É o caso de um imóvel localizado na rua Saldanha Marinho com a avenida Ismael Alonso y Alonso, onde funcionava a Eletropires, uma das mais tradicionais empresas do ramo de materiais elétricos de Franca, que agora funciona na avenida Brasil; o prédio onde funcionava a Seller, que fechou as portas no início deste ano, localizado na Ouvidor Freire; e ainda o imóvel onde funcionava uma das unidades da loja Casa da Sogra, na esquina das ruas Major Claudiano e Voluntários da Franca, que desde o ano passado está desocupado.

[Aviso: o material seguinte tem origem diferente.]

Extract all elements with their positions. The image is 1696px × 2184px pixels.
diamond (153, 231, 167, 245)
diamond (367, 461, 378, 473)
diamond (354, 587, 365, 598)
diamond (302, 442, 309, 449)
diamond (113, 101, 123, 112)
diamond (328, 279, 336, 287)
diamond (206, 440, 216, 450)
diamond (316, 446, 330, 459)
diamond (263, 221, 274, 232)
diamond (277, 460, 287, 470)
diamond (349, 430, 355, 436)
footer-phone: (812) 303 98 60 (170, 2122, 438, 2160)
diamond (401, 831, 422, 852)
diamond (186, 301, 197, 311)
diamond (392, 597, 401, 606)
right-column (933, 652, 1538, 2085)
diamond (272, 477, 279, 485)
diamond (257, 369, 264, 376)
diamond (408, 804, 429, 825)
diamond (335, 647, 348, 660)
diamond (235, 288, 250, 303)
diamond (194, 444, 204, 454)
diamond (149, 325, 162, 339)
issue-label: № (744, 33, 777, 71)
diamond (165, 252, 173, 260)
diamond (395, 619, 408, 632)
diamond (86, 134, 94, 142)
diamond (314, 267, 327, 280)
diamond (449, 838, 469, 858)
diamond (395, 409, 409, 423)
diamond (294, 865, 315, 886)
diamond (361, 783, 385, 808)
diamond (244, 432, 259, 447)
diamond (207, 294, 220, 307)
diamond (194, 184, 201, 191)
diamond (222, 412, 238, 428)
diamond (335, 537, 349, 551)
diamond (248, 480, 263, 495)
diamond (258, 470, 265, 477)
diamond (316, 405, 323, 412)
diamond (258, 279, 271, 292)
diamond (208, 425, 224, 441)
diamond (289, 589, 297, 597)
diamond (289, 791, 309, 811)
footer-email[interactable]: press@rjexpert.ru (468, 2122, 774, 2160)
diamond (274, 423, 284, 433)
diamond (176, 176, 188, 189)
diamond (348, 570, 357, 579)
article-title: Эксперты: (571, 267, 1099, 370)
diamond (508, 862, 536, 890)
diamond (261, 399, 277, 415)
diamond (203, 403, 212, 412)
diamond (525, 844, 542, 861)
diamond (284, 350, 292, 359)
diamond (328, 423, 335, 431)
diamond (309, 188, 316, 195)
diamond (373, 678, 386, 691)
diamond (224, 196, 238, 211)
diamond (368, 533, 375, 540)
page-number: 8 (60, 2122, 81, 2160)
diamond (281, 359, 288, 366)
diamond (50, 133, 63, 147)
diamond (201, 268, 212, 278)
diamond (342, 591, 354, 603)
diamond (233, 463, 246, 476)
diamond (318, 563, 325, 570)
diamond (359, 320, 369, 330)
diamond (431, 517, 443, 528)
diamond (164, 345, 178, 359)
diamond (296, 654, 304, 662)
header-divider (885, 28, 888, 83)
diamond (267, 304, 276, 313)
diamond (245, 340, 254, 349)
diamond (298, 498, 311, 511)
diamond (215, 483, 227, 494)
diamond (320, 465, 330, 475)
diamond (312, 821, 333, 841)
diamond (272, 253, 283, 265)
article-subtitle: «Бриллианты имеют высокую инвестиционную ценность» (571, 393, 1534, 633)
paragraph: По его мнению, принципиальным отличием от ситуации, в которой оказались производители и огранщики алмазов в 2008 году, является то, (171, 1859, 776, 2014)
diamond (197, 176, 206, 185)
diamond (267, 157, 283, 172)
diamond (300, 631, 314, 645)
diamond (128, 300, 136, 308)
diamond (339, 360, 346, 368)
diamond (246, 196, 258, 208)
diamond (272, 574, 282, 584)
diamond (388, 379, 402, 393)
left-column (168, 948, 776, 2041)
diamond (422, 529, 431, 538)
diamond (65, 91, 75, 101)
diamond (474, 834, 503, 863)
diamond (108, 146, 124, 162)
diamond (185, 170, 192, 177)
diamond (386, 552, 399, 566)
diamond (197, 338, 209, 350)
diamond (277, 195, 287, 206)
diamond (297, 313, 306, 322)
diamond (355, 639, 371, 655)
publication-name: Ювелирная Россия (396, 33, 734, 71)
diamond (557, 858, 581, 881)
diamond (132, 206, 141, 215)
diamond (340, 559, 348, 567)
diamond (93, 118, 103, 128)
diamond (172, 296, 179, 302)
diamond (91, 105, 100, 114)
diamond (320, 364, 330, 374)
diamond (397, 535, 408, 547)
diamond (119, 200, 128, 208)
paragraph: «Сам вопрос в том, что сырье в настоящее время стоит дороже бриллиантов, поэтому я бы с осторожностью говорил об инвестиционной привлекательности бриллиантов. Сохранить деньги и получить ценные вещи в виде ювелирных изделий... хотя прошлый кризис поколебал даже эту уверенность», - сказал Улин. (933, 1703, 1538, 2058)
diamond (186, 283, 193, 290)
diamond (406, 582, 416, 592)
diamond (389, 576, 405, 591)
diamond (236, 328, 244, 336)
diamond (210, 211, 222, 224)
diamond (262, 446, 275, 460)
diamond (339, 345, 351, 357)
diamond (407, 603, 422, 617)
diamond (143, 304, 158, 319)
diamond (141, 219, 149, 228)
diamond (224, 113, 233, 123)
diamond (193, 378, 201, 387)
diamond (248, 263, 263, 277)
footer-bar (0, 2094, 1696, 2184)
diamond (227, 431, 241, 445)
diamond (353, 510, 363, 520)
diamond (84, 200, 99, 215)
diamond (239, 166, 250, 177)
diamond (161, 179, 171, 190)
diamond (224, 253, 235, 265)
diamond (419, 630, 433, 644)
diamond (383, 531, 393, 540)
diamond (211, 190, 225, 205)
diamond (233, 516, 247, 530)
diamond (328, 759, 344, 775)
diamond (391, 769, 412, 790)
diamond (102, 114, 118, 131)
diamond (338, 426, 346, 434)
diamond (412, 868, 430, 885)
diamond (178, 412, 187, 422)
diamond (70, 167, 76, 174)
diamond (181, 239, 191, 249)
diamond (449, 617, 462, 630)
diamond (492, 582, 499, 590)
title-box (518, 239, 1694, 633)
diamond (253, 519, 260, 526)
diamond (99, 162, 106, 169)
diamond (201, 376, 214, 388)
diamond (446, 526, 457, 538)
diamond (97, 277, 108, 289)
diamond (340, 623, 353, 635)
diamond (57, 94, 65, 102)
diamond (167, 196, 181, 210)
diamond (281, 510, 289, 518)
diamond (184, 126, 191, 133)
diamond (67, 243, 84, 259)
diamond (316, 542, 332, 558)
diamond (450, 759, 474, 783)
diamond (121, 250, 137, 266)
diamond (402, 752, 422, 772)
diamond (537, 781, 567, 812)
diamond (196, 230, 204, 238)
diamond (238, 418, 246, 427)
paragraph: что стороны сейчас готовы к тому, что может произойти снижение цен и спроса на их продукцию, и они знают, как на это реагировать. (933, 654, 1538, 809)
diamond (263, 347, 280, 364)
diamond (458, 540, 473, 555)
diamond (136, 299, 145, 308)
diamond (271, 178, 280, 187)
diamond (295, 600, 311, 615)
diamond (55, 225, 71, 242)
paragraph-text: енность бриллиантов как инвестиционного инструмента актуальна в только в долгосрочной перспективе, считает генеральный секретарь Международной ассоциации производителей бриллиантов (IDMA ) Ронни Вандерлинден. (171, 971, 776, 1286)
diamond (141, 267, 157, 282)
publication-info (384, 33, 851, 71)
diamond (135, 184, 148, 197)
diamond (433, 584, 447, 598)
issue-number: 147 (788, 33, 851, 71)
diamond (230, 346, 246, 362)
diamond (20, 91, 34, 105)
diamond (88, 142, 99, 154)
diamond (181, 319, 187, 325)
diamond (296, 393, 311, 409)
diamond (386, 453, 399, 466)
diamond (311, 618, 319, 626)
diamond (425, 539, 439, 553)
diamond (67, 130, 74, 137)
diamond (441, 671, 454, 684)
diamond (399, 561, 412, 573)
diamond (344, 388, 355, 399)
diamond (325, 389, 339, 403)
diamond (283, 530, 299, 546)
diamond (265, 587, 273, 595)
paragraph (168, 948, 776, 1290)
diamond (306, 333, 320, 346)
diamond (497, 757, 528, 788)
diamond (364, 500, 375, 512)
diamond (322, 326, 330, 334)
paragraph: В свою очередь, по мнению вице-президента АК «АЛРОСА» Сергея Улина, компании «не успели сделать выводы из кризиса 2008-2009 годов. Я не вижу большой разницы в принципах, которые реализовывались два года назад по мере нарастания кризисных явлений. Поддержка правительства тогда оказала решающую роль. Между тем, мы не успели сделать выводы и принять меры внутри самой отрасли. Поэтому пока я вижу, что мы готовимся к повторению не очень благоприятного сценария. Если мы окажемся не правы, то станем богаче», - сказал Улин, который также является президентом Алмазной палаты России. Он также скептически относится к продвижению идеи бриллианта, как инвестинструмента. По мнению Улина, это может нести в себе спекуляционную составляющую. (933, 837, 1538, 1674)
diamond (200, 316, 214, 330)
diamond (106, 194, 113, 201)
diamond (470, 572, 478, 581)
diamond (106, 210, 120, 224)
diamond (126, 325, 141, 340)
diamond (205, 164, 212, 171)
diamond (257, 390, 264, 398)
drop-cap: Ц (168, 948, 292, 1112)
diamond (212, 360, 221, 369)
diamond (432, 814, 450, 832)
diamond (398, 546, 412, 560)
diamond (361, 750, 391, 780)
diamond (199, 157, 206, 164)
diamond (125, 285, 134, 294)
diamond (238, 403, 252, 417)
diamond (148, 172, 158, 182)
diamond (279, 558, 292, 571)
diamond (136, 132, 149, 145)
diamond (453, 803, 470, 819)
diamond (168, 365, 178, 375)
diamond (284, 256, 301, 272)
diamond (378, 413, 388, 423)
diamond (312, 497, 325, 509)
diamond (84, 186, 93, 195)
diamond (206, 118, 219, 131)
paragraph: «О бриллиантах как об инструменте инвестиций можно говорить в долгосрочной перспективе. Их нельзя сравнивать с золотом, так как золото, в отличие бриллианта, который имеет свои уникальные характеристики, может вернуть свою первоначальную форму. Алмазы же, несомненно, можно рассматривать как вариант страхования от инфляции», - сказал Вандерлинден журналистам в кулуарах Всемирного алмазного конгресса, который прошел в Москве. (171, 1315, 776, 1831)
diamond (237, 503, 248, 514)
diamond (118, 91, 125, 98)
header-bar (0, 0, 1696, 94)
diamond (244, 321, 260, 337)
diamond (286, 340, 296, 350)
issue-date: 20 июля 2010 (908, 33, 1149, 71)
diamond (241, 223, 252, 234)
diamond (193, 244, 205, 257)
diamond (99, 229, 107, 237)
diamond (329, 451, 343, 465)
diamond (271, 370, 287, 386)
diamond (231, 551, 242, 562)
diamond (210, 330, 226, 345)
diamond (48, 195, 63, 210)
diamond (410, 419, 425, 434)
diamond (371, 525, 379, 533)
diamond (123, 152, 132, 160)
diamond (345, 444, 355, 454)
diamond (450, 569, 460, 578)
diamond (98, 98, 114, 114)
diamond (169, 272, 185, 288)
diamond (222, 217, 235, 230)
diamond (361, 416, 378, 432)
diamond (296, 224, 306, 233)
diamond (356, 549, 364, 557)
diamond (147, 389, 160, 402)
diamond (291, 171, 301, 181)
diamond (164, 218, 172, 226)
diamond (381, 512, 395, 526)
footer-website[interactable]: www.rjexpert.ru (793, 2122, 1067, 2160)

Essa nova realidade, de acordo com as imobiliárias, tem relação com a busca por otimização por parte das empresas, que hoje, especialmente após um forte período de recessão e a crise econômica, procuram formas de economia, e também pelo amplo desenvolvimento da era digital.
“Percebemos nitidamente as empresas mais receosas, por isso o grande número de espaços vazios. Mas, também, é possível perceber, até em consequência do momento que vivemos, que os empresários estão otimizando muito a questão do espaço em decorrência da evolução da era digital e da tecnologia. Hoje a maioria dos comércios contam com serviços de e-commerce, o que diminui a necessidade de áreas grandes”, disse o proprietário da HR Santos Empreendimentos Imobiliários, Hamilton Santos.
Apesar do alto número de espaços desocupados, Santos afirma que atualmente, em consequência da forte recessão dos últimos anos, está mais fácil negociar com os proprietários e, assim, os aluguéis estão mais acessíveis. “O fato é que o mercado imobiliário ainda não conseguiu alcançar as expectativas que havia para este ano. Por isso, acredito que em 2019, depois da consolidação do que de fato vai acontecer no cenário político do país, a situação será melhor”, disse.
“O valor do aluguel em Franca segue a média do Estado de São Paulo, mas nos últimos dois anos a inflação para o setor ficou estacionada e, com o excesso de locais vazios, está mais fácil para negociar”, completou.
Tecnologia
Para o vice-presidente da Abifran (Associação das Administradoras de Bens Imóveis de Franca), Alexandre Augusto Franco e Silva, que conta com 26 imobiliárias que, juntas, representam 75% dos imóveis da cidade, a otimização é mesmo o principal motivo dos espaços estarem vazios.
“A indústria de um modo geral hoje está otimizada, ou seja, ela produz o mesmo em uma área muito menor, pelos avanços da tecnologia mesmo. E, principalmente, em momentos de recessão, algumas empresas grandes passaram por dificuldades financeiras, fecharam e foram criados esses vazios urbanos”, disse Franco e Silva.